Pasal kedua: berisi penjelasan tentang perbuatan-perbuatan yang bersifat kemanusiaan, untuk menjelaskan yang mungkin membuktikan tujuan “orang yang menyendiri” dibaginya perbuatan kepada dua bagihan:
1-perbuatan yang timbul dari kehendak mereka, sesudah memperhatikan dan mempertimbangkan.
2- suatu perbuatan yang timbul dan bersifat instink hewani yang tunduk kepada jiwa manusia yang berpikir. Perbuatan ini dinilai tingkatan akhlak yang paling tinggitetapi, manakalah seseorang yang kekuatan hewaninya bisa mengalahkan kekuatan berpikirnya, maka ia lebih hina daripada hayawan.
Pasal ketiga: yang berhubungan dengan perbuatan-perbuatan menyendiri, yaitu memperoleh urusan yang bersifat pemikiran, maka wajiblah mengetahui urusan-urusan ini.
Pasal keempat: pembahagian perbuatan manusia kepada tiga macam:
1- perbuatan yang tujuanya berpa bentuk jasmani, seperti minum, makan, pakaian dan yang serupa seperti itu.
2- Perbuatan yang tujuanya adalah bentuk rohaniah perseorangan, bukanlah kelezatan hewani yang menjadi tujuan daripada bahagian ini, tapi yang dituju adalah menyempurnakan bentuk rohani, sehingga seseorang memperoleh ketentraman pikiran dan kesenangan perasaan.
3- Perbuatan yang bertujuan bentuk rohaniah umum. Perbuatan ini adalah perbuatan rohaniah yang lebih sempurna, yang berhubungan dengan akal aktif(akal fa’al).
Pasal kelima: berisi bahwa seorang mutawahhid (penyendiri) harus memilih perbuatan yang paling tinggi, sehingga sampai kepada tujuan akhir.
Pasal enam dan pasal tujuh, kembali memperpanjang uraian mengenai bentuk-bentuk rohaniah dan perbuatan-perbuatan yang bertalian dengannya serta tujuan-tujuan yang ingin dicapai.
Pasal kedelapan: menjelaskan apa yang dimaksud dengan tujuan akhir.
b) Metafisika
Menurut ibn bajjah , segala yang ada terbagi dua: yang bergerak dan tidak bergerak, yang bergerak adalah jism yang sifatnya terbatas.
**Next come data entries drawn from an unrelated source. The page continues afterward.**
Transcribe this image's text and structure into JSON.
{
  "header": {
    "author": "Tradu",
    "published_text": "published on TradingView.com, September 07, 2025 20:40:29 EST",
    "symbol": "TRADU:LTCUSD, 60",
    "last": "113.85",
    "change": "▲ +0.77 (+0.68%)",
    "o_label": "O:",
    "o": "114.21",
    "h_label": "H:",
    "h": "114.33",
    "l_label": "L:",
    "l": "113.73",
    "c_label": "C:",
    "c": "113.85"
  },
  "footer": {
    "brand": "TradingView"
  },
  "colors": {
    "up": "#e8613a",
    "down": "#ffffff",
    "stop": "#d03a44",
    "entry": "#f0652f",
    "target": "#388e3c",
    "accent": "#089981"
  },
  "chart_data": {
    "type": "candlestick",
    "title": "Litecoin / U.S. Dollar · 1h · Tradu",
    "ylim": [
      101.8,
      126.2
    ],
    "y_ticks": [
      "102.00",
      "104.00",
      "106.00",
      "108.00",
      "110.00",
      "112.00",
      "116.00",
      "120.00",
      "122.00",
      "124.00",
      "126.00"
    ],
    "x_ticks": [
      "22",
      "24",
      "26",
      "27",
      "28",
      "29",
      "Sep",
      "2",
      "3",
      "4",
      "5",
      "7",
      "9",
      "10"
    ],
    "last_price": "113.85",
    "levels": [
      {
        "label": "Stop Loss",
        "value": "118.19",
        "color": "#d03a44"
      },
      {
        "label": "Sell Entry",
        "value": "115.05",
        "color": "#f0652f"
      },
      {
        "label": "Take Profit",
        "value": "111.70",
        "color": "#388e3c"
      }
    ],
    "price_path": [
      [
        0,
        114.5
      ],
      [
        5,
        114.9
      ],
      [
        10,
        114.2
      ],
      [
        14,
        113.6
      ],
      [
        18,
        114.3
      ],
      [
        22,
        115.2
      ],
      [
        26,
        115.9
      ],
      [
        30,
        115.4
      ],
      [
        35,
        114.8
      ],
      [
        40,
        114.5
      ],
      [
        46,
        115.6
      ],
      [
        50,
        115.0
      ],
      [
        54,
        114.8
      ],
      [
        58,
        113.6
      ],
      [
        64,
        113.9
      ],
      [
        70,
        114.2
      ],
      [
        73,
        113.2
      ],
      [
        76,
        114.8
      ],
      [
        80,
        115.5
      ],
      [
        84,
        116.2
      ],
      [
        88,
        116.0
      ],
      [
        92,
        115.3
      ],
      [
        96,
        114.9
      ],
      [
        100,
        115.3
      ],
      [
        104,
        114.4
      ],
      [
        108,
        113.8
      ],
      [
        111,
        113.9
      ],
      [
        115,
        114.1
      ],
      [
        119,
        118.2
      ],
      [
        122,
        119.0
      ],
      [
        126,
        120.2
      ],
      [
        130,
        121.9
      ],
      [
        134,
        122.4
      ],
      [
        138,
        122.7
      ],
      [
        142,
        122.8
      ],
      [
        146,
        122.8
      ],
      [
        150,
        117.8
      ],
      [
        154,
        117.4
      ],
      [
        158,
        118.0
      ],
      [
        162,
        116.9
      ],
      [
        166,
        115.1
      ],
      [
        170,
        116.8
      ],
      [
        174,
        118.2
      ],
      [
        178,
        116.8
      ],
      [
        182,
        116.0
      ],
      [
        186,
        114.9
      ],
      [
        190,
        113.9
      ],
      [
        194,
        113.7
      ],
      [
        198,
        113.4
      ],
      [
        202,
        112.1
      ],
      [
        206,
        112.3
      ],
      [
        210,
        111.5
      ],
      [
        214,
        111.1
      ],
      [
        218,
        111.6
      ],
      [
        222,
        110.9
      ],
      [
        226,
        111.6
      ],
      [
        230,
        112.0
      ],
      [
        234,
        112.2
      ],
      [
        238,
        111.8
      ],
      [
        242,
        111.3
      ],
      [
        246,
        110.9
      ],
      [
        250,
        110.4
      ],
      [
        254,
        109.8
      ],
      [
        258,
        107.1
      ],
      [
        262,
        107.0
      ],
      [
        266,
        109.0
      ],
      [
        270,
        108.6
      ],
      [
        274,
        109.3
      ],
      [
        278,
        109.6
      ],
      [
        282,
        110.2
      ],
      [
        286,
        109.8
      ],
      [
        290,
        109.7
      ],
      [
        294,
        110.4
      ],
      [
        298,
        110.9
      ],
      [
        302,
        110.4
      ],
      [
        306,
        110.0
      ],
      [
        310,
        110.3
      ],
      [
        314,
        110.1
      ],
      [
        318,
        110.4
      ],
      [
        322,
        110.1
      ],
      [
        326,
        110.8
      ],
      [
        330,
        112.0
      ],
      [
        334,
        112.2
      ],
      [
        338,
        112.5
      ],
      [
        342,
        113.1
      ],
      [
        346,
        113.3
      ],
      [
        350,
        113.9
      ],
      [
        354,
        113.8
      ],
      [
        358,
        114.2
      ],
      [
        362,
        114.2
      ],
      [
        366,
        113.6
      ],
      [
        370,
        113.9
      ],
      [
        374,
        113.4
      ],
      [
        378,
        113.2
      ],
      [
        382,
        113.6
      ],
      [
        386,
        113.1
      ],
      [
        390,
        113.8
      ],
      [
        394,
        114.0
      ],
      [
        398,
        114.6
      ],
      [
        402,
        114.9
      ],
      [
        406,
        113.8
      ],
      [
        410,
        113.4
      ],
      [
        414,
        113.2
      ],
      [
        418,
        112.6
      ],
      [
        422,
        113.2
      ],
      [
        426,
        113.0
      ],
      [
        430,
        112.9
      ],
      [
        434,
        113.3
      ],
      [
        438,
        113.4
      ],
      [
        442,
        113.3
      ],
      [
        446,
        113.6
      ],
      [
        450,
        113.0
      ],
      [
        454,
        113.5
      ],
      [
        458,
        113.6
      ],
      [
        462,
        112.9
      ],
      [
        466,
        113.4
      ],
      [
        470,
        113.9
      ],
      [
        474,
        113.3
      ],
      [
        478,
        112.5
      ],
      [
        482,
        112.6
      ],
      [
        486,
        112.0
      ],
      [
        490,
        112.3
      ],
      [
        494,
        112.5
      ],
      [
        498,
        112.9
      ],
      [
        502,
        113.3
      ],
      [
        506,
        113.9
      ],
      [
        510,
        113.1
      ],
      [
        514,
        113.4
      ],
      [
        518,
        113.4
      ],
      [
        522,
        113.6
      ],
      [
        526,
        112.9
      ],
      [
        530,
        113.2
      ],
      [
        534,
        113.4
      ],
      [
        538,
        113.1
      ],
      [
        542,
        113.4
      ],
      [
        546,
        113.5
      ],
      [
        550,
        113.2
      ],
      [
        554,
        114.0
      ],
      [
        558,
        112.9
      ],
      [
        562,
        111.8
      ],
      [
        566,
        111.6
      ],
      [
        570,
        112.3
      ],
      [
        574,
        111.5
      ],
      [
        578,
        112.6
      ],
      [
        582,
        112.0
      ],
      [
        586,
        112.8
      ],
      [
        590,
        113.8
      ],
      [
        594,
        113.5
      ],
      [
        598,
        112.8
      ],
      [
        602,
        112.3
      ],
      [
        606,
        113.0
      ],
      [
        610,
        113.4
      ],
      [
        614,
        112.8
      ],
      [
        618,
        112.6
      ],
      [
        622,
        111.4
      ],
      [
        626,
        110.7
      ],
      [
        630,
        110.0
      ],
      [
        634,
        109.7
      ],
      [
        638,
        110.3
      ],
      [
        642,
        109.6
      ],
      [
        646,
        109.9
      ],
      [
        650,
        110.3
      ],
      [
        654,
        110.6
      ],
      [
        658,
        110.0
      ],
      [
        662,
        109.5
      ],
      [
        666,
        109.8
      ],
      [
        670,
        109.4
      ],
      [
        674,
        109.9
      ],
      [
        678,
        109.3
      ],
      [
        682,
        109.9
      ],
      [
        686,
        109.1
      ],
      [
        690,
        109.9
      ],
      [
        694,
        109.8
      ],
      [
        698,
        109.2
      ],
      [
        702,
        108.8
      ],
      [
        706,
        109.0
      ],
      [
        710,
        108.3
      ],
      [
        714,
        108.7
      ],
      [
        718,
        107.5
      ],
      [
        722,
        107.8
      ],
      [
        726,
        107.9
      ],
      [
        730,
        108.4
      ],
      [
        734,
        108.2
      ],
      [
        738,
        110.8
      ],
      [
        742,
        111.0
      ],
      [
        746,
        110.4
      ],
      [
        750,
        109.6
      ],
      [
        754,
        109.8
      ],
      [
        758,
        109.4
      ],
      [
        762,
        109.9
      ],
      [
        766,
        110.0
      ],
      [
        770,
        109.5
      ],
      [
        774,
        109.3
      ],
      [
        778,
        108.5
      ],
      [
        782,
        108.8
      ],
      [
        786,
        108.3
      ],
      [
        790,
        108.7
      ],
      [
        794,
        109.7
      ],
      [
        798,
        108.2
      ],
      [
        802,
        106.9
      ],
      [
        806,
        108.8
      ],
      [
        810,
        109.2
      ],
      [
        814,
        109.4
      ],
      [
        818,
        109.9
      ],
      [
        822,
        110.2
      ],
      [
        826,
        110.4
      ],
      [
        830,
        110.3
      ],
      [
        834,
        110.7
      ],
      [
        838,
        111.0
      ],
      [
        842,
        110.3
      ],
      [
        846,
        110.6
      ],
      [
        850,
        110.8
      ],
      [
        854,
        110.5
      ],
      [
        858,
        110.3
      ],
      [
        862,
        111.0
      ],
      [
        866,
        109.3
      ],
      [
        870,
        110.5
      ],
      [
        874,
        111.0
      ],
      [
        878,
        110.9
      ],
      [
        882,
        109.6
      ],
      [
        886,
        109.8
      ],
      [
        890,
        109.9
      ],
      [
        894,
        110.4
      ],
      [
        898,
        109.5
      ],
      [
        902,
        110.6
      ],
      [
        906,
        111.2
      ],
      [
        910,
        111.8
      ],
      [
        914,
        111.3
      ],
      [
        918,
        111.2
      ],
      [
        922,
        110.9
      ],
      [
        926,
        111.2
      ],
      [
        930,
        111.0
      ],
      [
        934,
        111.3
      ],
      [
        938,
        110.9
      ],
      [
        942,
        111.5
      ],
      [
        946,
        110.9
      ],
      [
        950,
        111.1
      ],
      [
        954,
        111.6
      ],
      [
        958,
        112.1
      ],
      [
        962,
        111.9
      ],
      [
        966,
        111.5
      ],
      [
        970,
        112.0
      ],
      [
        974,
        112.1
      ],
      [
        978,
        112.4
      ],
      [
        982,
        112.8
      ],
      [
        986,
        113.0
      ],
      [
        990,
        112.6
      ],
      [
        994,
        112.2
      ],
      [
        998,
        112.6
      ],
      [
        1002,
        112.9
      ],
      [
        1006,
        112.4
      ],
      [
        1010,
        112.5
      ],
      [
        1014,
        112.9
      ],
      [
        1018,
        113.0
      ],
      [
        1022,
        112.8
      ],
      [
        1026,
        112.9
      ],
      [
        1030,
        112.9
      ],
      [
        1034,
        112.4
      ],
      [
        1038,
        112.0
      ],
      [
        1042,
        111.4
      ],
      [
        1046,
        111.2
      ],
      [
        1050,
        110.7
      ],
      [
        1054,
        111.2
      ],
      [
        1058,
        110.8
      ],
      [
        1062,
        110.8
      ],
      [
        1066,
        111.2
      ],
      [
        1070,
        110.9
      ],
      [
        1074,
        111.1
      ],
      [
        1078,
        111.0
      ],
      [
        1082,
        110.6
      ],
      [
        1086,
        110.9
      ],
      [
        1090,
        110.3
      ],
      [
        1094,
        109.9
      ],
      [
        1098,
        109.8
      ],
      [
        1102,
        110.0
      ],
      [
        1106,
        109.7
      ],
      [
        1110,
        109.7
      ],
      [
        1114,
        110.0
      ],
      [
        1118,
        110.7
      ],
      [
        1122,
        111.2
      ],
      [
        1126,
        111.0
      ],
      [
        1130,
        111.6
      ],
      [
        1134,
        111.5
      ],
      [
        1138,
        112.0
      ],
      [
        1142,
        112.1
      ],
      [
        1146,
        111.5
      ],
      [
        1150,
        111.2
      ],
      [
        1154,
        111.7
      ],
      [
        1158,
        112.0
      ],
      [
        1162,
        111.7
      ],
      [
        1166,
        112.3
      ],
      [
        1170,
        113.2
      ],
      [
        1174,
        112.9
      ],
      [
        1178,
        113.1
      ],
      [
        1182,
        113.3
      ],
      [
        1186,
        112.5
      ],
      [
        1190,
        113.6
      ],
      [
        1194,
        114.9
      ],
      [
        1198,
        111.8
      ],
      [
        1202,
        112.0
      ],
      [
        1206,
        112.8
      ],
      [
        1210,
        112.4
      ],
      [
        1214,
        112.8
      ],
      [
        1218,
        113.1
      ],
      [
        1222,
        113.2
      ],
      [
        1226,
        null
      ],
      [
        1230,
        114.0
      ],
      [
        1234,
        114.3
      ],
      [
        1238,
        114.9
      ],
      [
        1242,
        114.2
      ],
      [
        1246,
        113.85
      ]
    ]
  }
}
Gerak terjadi dari perbuatan yang menggerakkan terhadap yang digerakkan. Gerakan ini pula digerakan oleh gerakan lain, yang akhir rentetan gerekan ini digerakan oleh penggerak yang tidak bergerak. Dalam arti penggerak yang tidak berubah yang berbeda dengan jism.yang mana penggerak ini adalah bersifat azali. Dan ibn bajjah menyebutnya yaitu” ‘aql”.
Dapat disimpulkan bahwa si penggerak yang tapi tidak bergerak yaitu Allah yang mana para filsuf islam menyebutnya dengan sebutan “ ‘aql”
c)Etika
Tindakan manusia menurut Ibn Bajjah ada dua yaitu:
Pertama, tihdakan hewani, timbul karena ada motif naluri atau hal-hal lain yang berhubungan dengannya, baik dekat maupun jauh.
Kedua, tindakan manusiawi, timbul dikarenakan adanya pemikiran yang lurus dan keamanan yang bersih dan tinggi.
Apabila tindaka seseorang itu bisa dihargai, maka ia harus berbuat dibawah pengaruh pikiran dan keadilan semata-mata, dantidak ada hubungannya sama sekali dengan segi hewani. Seseorang yang hendak menunjukkan segi hewani itu pada dirinya maka ia harus memulai dengan melaksanakan segi kemanusiaannya. Dalam keadaan demikianlah maka segi hewani pada dirinya tunduk kepada ketinggian segi kemanusiaan dan seseorang menjadi manusia tidak ada kekurangannya, karena kekuranga ini timbul disebabkan ketundukannya kepada naluri.
d) Politik
Dari pengertian mutawahhid, banyak orang mengira bahwa ibn bajjah menginginkan supaya seseorang menjauhkan diri dari masyarakat ramai. Tetapi sebenarnya ibn bajjah bermaksud bahwa seorang mutawahhid sekalipun harus senantiasa berhubungan dengan masyarakat. Tetapi hendaklah seseorang itu mampu menguasai diri dan sanggup mengendalikan hawa nafsu, tidak terseret ke dalam arus perbuatan rendah masyarakat.dengan perkataan lain ia harus berpusat pada dirinya dan merasa selalu bahwa dirinya menjadi contoh ikutan orang lain, serta sebagai penyusun perundang-undangan bagi masyarakat, bukan malah tenggelam dalam masyarakat itu.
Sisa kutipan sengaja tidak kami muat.